Desde a infância percebemos que os adultos mudam de personalidade quando dirigem. Tornam-se mais autoritários, impacientes, implicantes e podem chegar à violência verbal ou física. Se esses motoristas são pessoas estranhas, aprendemos a vê-los como "barbeiros" que dirigem "feito uns doidos" e deviam perder a carteira de habilitação. Mas, quando são nossos pais, percebemos a alteração emocional como o surgimento de uma identidade secreta e heroica. Ao volante, nossos pais, que vivem reclamando da vida, tornam-se poderosos e combatem as forças malignas da lei, representadas por policiais, que impõem limites à velocidade divertida.

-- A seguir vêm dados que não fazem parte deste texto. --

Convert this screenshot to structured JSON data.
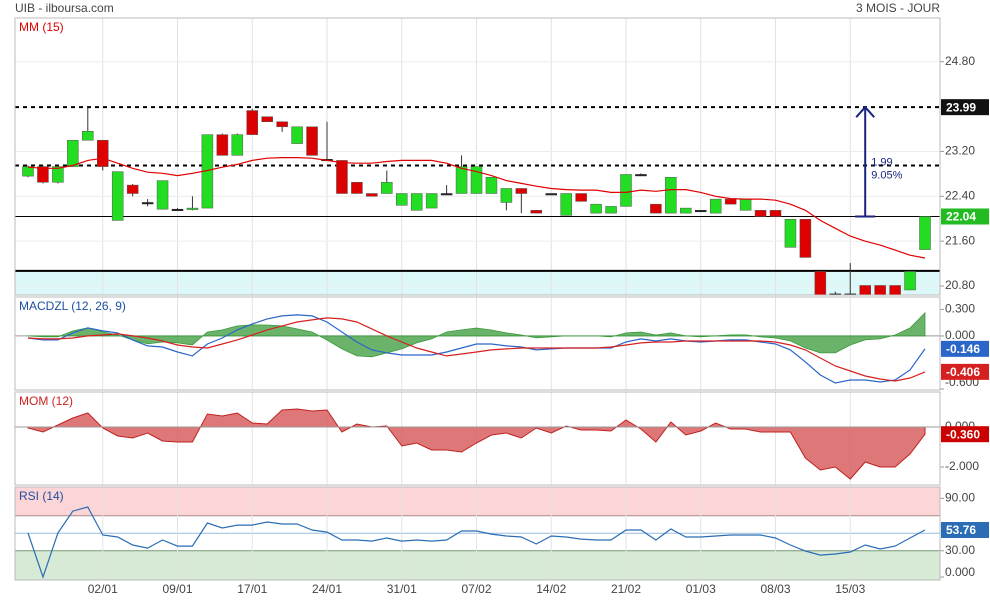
{
  "header": {
    "title": "UIB - ilboursa.com",
    "period": "3 MOIS - JOUR"
  },
  "chart_data": [
    {
      "type": "candlestick",
      "title": "MM (15)",
      "title_color": "#e00000",
      "categories": [
        null,
        null,
        null,
        null,
        null,
        "02/01",
        null,
        null,
        null,
        null,
        "09/01",
        null,
        null,
        null,
        null,
        "17/01",
        null,
        null,
        null,
        null,
        "24/01",
        null,
        null,
        null,
        null,
        "31/01",
        null,
        null,
        null,
        null,
        "07/02",
        null,
        null,
        null,
        null,
        "14/02",
        null,
        null,
        null,
        null,
        "21/02",
        null,
        null,
        null,
        null,
        "01/03",
        null,
        null,
        null,
        null,
        "08/03",
        null,
        null,
        null,
        null,
        "15/03",
        null,
        null,
        null,
        null,
        null
      ],
      "open": [
        22.76,
        22.93,
        22.65,
        22.93,
        23.4,
        23.4,
        21.97,
        22.6,
        22.29,
        22.17,
        22.17,
        22.17,
        22.19,
        23.5,
        23.13,
        23.93,
        23.82,
        23.73,
        23.34,
        23.64,
        23.06,
        23.04,
        22.65,
        22.45,
        22.45,
        22.24,
        22.15,
        22.19,
        22.45,
        22.45,
        22.45,
        22.45,
        22.29,
        22.54,
        22.15,
        22.45,
        22.06,
        22.45,
        22.1,
        22.1,
        22.22,
        22.79,
        22.26,
        22.1,
        22.1,
        22.15,
        22.1,
        22.35,
        22.15,
        22.15,
        22.15,
        21.49,
        21.99,
        21.06,
        20.66,
        20.66,
        20.81,
        20.81,
        20.81,
        20.73,
        21.45
      ],
      "high": [
        22.95,
        22.95,
        22.95,
        23.4,
        23.99,
        23.4,
        22.84,
        22.62,
        22.35,
        22.68,
        22.19,
        22.4,
        23.5,
        23.52,
        23.52,
        23.96,
        23.82,
        23.73,
        23.64,
        23.64,
        23.73,
        23.04,
        22.65,
        22.45,
        22.86,
        22.45,
        22.45,
        22.45,
        22.6,
        23.13,
        22.93,
        22.74,
        22.54,
        22.54,
        22.15,
        22.45,
        22.45,
        22.45,
        22.26,
        22.22,
        22.79,
        22.81,
        22.26,
        22.74,
        22.19,
        22.15,
        22.35,
        22.35,
        22.35,
        22.15,
        22.15,
        21.99,
        21.99,
        21.06,
        20.7,
        21.21,
        20.81,
        20.81,
        20.81,
        21.06,
        22.04
      ],
      "low": [
        22.74,
        22.63,
        22.63,
        22.93,
        23.4,
        22.86,
        21.97,
        22.4,
        22.22,
        22.17,
        22.15,
        22.15,
        22.19,
        23.13,
        23.13,
        23.5,
        23.73,
        23.55,
        23.34,
        23.13,
        23.04,
        22.45,
        22.45,
        22.4,
        22.45,
        22.24,
        22.15,
        22.19,
        22.45,
        22.45,
        22.45,
        22.45,
        22.15,
        22.1,
        22.1,
        22.45,
        22.06,
        22.31,
        22.1,
        22.1,
        22.22,
        22.79,
        22.1,
        22.1,
        22.1,
        22.15,
        22.1,
        22.26,
        22.15,
        22.04,
        22.04,
        21.49,
        21.31,
        20.5,
        20.6,
        20.6,
        20.6,
        20.6,
        20.6,
        20.73,
        21.45
      ],
      "close": [
        22.93,
        22.65,
        22.93,
        23.4,
        23.56,
        22.93,
        22.84,
        22.45,
        22.29,
        22.68,
        22.17,
        22.19,
        23.5,
        23.13,
        23.5,
        23.5,
        23.73,
        23.64,
        23.64,
        23.13,
        23.06,
        22.45,
        22.45,
        22.4,
        22.65,
        22.45,
        22.45,
        22.45,
        22.45,
        22.93,
        22.93,
        22.74,
        22.54,
        22.45,
        22.1,
        22.45,
        22.45,
        22.31,
        22.26,
        22.22,
        22.79,
        22.79,
        22.1,
        22.74,
        22.19,
        22.15,
        22.35,
        22.26,
        22.35,
        22.04,
        22.04,
        21.99,
        21.31,
        20.5,
        20.66,
        20.66,
        20.6,
        20.6,
        20.6,
        21.06,
        22.04
      ],
      "up_color": "#22dd22",
      "down_color": "#dd0000",
      "doji_color": "#222222",
      "series": [
        {
          "color": "#e00000",
          "values": [
            22.92,
            22.9,
            22.9,
            22.95,
            23.04,
            23.08,
            22.99,
            22.9,
            22.83,
            22.81,
            22.77,
            22.81,
            22.86,
            22.92,
            22.97,
            23.04,
            23.08,
            23.09,
            23.09,
            23.08,
            23.04,
            23.0,
            22.99,
            22.99,
            23.02,
            23.04,
            23.04,
            23.04,
            22.99,
            22.9,
            22.84,
            22.77,
            22.68,
            22.63,
            22.58,
            22.54,
            22.52,
            22.51,
            22.51,
            22.47,
            22.47,
            22.51,
            22.49,
            22.52,
            22.52,
            22.47,
            22.4,
            22.36,
            22.35,
            22.35,
            22.33,
            22.26,
            22.15,
            21.97,
            21.83,
            21.69,
            21.6,
            21.53,
            21.44,
            21.35,
            21.3
          ]
        }
      ],
      "ylim": [
        20.64,
        25.58
      ],
      "yticks": [
        {
          "value": 24.8,
          "label": "24.80"
        },
        {
          "value": 23.2,
          "label": "23.20"
        },
        {
          "value": 22.4,
          "label": "22.40"
        },
        {
          "value": 21.6,
          "label": "21.60"
        },
        {
          "value": 20.8,
          "label": "20.80"
        }
      ],
      "grid": true,
      "dashed_levels": [
        23.99,
        22.95
      ],
      "solid_levels": [
        22.04,
        21.07
      ],
      "band": [
        20.64,
        21.07
      ],
      "band_color": "#dcf8f8",
      "resistance_tag_color": "#111111",
      "last_tag_color": "#22bb22",
      "change": 1.99,
      "change_pct": {
        "value": 9.05,
        "label": "9.05%"
      },
      "arrow_color": "#1a237e"
    },
    {
      "type": "line",
      "title": "MACDZL (12, 26, 9)",
      "title_color": "#1f4fa0",
      "series": [
        {
          "style": "area",
          "color": "#3a9a3a",
          "values": [
            0.0,
            -0.011,
            -0.011,
            0.057,
            0.091,
            0.046,
            0.011,
            -0.045,
            -0.09,
            -0.068,
            -0.079,
            -0.101,
            0.045,
            0.068,
            0.113,
            0.125,
            0.124,
            0.113,
            0.08,
            0.045,
            -0.046,
            -0.147,
            -0.226,
            -0.237,
            -0.192,
            -0.147,
            -0.079,
            -0.034,
            0.045,
            0.068,
            0.09,
            0.067,
            0.034,
            0.011,
            -0.022,
            -0.011,
            0.0,
            0.0,
            0.0,
            -0.011,
            0.034,
            0.045,
            0.011,
            0.034,
            0.0,
            -0.011,
            0.0,
            0.012,
            0.012,
            -0.011,
            -0.023,
            -0.056,
            -0.136,
            -0.192,
            -0.192,
            -0.102,
            -0.045,
            -0.034,
            0.011,
            0.09,
            0.26
          ]
        },
        {
          "style": "line",
          "color": "#2a66c8",
          "tag": true,
          "values": [
            -0.023,
            -0.045,
            -0.045,
            0.034,
            0.091,
            0.057,
            0.034,
            -0.045,
            -0.113,
            -0.125,
            -0.181,
            -0.226,
            -0.091,
            -0.023,
            0.068,
            0.136,
            0.192,
            0.226,
            0.238,
            0.226,
            0.158,
            0.045,
            -0.068,
            -0.158,
            -0.192,
            -0.215,
            -0.215,
            -0.215,
            -0.181,
            -0.136,
            -0.091,
            -0.091,
            -0.113,
            -0.125,
            -0.158,
            -0.147,
            -0.136,
            -0.136,
            -0.136,
            -0.136,
            -0.068,
            -0.034,
            -0.057,
            -0.034,
            -0.057,
            -0.068,
            -0.057,
            -0.045,
            -0.045,
            -0.068,
            -0.091,
            -0.158,
            -0.294,
            -0.441,
            -0.532,
            -0.498,
            -0.498,
            -0.521,
            -0.498,
            -0.385,
            -0.146
          ]
        },
        {
          "style": "line",
          "color": "#d62020",
          "tag": true,
          "values": [
            -0.023,
            -0.034,
            -0.034,
            -0.023,
            0.0,
            0.011,
            0.023,
            0.0,
            -0.023,
            -0.057,
            -0.102,
            -0.125,
            -0.136,
            -0.091,
            -0.045,
            0.011,
            0.068,
            0.113,
            0.158,
            0.181,
            0.204,
            0.192,
            0.158,
            0.079,
            0.0,
            -0.068,
            -0.136,
            -0.181,
            -0.226,
            -0.204,
            -0.181,
            -0.158,
            -0.147,
            -0.136,
            -0.136,
            -0.136,
            -0.136,
            -0.136,
            -0.136,
            -0.125,
            -0.102,
            -0.079,
            -0.068,
            -0.068,
            -0.057,
            -0.057,
            -0.057,
            -0.057,
            -0.057,
            -0.057,
            -0.068,
            -0.102,
            -0.158,
            -0.249,
            -0.34,
            -0.396,
            -0.453,
            -0.487,
            -0.509,
            -0.475,
            -0.406
          ]
        }
      ],
      "ylim": [
        -0.611,
        0.44
      ],
      "yticks": [
        {
          "value": 0.3,
          "label": "0.300"
        },
        {
          "value": 0,
          "label": "0.000"
        },
        {
          "value": -0.6,
          "label": "-0.600"
        }
      ],
      "zero_line": true
    },
    {
      "type": "area",
      "title": "MOM (12)",
      "title_color": "#cc2222",
      "color": "#d86060",
      "line_color": "#c02020",
      "values": [
        -0.05,
        -0.25,
        0.1,
        0.45,
        0.7,
        -0.05,
        -0.45,
        -0.55,
        -0.3,
        -0.7,
        -0.75,
        -0.75,
        0.65,
        0.55,
        0.7,
        0.2,
        0.15,
        0.85,
        0.9,
        0.8,
        0.85,
        -0.25,
        0.15,
        0.0,
        0.05,
        -0.95,
        -0.8,
        -1.15,
        -1.15,
        -1.25,
        -0.8,
        -0.4,
        -0.3,
        -0.55,
        -0.05,
        -0.3,
        0.05,
        -0.15,
        -0.15,
        -0.2,
        0.35,
        -0.1,
        -0.75,
        0.25,
        -0.4,
        -0.2,
        0.2,
        -0.1,
        -0.1,
        -0.25,
        -0.25,
        -0.25,
        -1.55,
        -2.15,
        -2.0,
        -2.6,
        -1.75,
        -2.0,
        -2.0,
        -1.35,
        -0.36
      ],
      "tag": {
        "value": -0.36,
        "label": "-0.360",
        "color": "#cc0000"
      },
      "ylim": [
        -2.9,
        1.75
      ],
      "yticks": [
        {
          "value": 0,
          "label": "0.000"
        },
        {
          "value": -2,
          "label": "-2.000"
        }
      ]
    },
    {
      "type": "line",
      "title": "RSI (14)",
      "title_color": "#1f4fa0",
      "series": [
        {
          "color": "#2a6db5",
          "tag": true,
          "values": [
            50.3,
            0,
            50.3,
            75.4,
            80.0,
            48.0,
            45.7,
            36.6,
            33.1,
            42.3,
            35.4,
            35.4,
            61.7,
            56.0,
            59.4,
            59.4,
            62.9,
            60.6,
            60.6,
            53.7,
            51.4,
            42.3,
            42.3,
            41.1,
            44.6,
            41.1,
            42.3,
            41.1,
            42.3,
            52.6,
            52.6,
            49.1,
            46.9,
            45.7,
            37.7,
            46.9,
            45.7,
            43.4,
            42.3,
            42.3,
            53.7,
            53.7,
            42.3,
            54.9,
            45.7,
            45.7,
            46.9,
            48.0,
            48.0,
            48.0,
            44.6,
            36.6,
            29.7,
            25.1,
            26.3,
            28.6,
            36.6,
            32.0,
            35.4,
            44.6,
            53.76
          ]
        }
      ],
      "ylim": [
        -3.4,
        102.9
      ],
      "yticks": [
        {
          "value": 90,
          "label": "90.00"
        },
        {
          "value": 30,
          "label": "30.00"
        },
        {
          "value": 0,
          "label": "0.000"
        }
      ],
      "upper_band": 70,
      "lower_band": 30,
      "mid_line": 50,
      "upper_color": "#fcd6d6",
      "lower_color": "#d7ead5"
    }
  ]
}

Crianças adoram velocidade. Entregue um carrinho de brinquedo a um menino e ele imediatamente encenará uma corrida com cantadas de pneus. Entregue dois carrinhos e a cena será uma colisão com direito a capotagens e explosão. Assim brinca a maioria dos meninos desde antes dos games de corrida. Não é, portanto, de se admirar que pais velozes e furiosos encham seus filhos de orgulho.
Nosso trânsito já chama a atenção do meio acadêmico. Na revista Pesquisa FAPESP, um artigo de Carlos Haag, com o título "Fé na modernidade e pé na tábua" aborda o tema. De acordo com o antropólogo Roberto DaMatta, citado no artigo, "o carro vira um instrumento de projeção da personalidade do seu dono e um índice de ascensão social e capacidade de consumo: uma ofensa ao automóvel equivale a uma ofensa ao seu motorista".

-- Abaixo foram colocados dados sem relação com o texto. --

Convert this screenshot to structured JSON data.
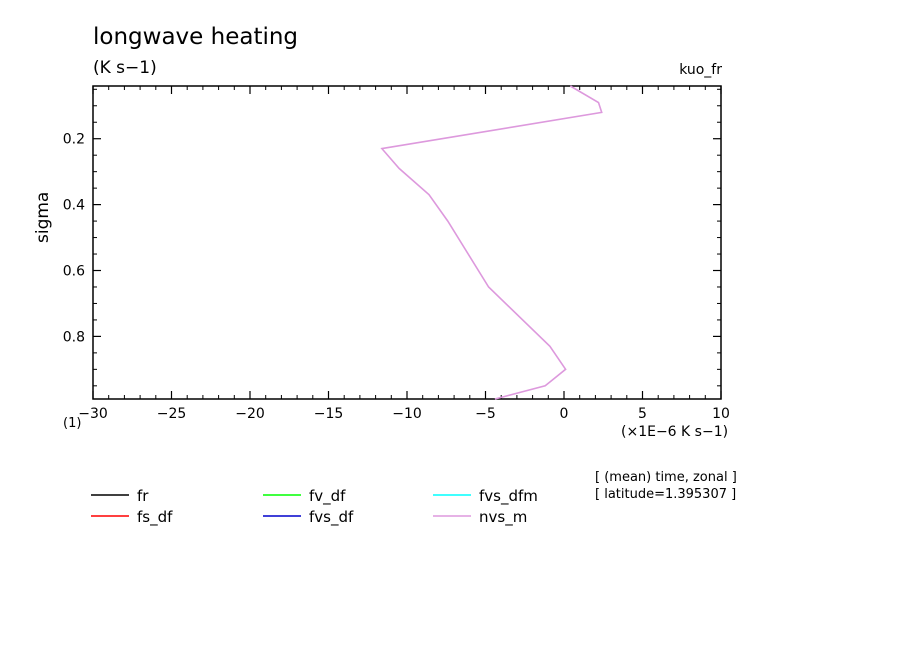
{
  "chart_data": {
    "type": "line",
    "title": "longwave heating",
    "units": "(K s−1)",
    "run_label": "kuo_fr",
    "ylabel": "sigma",
    "x_scale_label": "(×1E−6 K s−1)",
    "y_scale_label": "(1)",
    "xlim": [
      -30,
      10
    ],
    "ylim": [
      0.04,
      0.99
    ],
    "y_inverted": true,
    "x_ticks": [
      -30,
      -25,
      -20,
      -15,
      -10,
      -5,
      0,
      5,
      10
    ],
    "y_ticks": [
      0.2,
      0.4,
      0.6,
      0.8
    ],
    "x_tick_labels": [
      "−30",
      "−25",
      "−20",
      "−15",
      "−10",
      "−5",
      "0",
      "5",
      "10"
    ],
    "y_tick_labels": [
      "0.2",
      "0.4",
      "0.6",
      "0.8"
    ],
    "series": [
      {
        "name": "fr",
        "color": "#000000",
        "x": [],
        "y": []
      },
      {
        "name": "fs_df",
        "color": "#ff0000",
        "x": [],
        "y": []
      },
      {
        "name": "fv_df",
        "color": "#00ff00",
        "x": [],
        "y": []
      },
      {
        "name": "fvs_df",
        "color": "#0000cc",
        "x": [],
        "y": []
      },
      {
        "name": "fvs_dfm",
        "color": "#00ffff",
        "x": [],
        "y": []
      },
      {
        "name": "nvs_m",
        "color": "#dd99dd",
        "x": [
          0.4,
          2.2,
          2.4,
          -11.6,
          -10.5,
          -8.6,
          -7.4,
          -4.8,
          -0.9,
          0.1,
          -1.2,
          -4.4
        ],
        "y": [
          0.04,
          0.09,
          0.12,
          0.23,
          0.29,
          0.37,
          0.45,
          0.65,
          0.83,
          0.9,
          0.95,
          0.99
        ]
      }
    ],
    "annotations": [
      "[ (mean) time, zonal ]",
      "[ latitude=1.395307 ]"
    ]
  }
}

Alguém duvidaria dessa afirmação? Nas ruas, a sociedade se apresenta dividida entre os insignificantes pedestres e os poderosos motoristas. Como em toda batalha, resta aos vencidos conformar-se ou vingar-se através do humor. Um exemplo de conformismo é a adivinha popular "Qual é a diferença entre um playboy muito rico e um pedestre?". Resposta: "O playboy tem carros de muitas marcas e o pedestre tem marcas de muitos carros".

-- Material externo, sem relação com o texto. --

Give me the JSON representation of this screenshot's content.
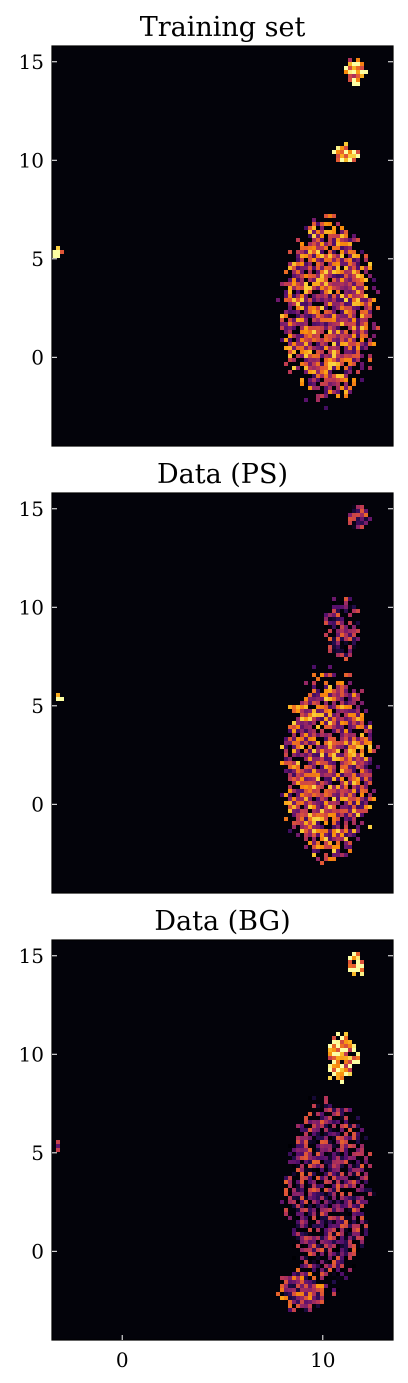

Os delírios de vingança assumem até a forma de lenda urbana. Muitos paulistanos juram ter visto a lendária cena da "velha da sombrinha" na Avenida Paulista. Muda o estado, muda a avenida elegante, mas a história varia pouco: um motorista costumava fazer poucas e boas com seus carros importados, pela avenida e os policiais não podiam impedir porque o sujeito era rico. Um dia, ele parou bem no meio da faixa de pedestres, obrigando as pessoas a desviar dele. Mas eis que surgiu uma velha pedestre vingadora e encheu o carro do sujeito de sombrinhadas. Os policiais nada fizeram além de rir.
De origem verdadeira ou não, a história divide as opiniões em qualquer mesa de bar. Uns apoiam a velha, outros juram que a matariam se o carro lhes pertencesse. Para mim, o interessante é que a lenda parece ter se originado e difundido não entre pedestres comuns, mas entre policiais. As forças da lei andam fartas de baixar a cabeça e sofrer humilhações. Nenhuma propina compensa totalmente o desejo de ver um poderoso se dando mal.
Se você for um otimista compulsivo, talvez prefira continuar acreditando na versão de Motor mania: o Sr. Motorista é, no fundo, no fundo, um pedestre gente boa, que passa por surtos frequentes, mas volta ao normal, quando sai do carro. Infelizmente, a observação me diz que não é mais assim. Em pouco tempo, a personalidade motorista ganha força e acaba por predominar mesmo quando o sujeito se encontra longe do carro.
Observe como as pessoas se movimentam nos shoppings das grandes cidades. Os carros ficam no estacionamento, mas os eternos motoristas andam às pressas, atropelando uns aos outros, ocupando o máximo de espaço possível. Sem a armadura proporcionada pelo veículo, isolam-se fisicamente, colocando as mãos na cintura e projetando os cotovelos para fora, ou usam os carrinhos de bebê para abrir caminho à força. Costumam parar de repente, obstruir o caminho e andar para trás, quando bem entendem. Se caminhassem assim, nas ruas, entre pedestres de verdade, acabariam levando sombrinhadas de alguma velha vingadora.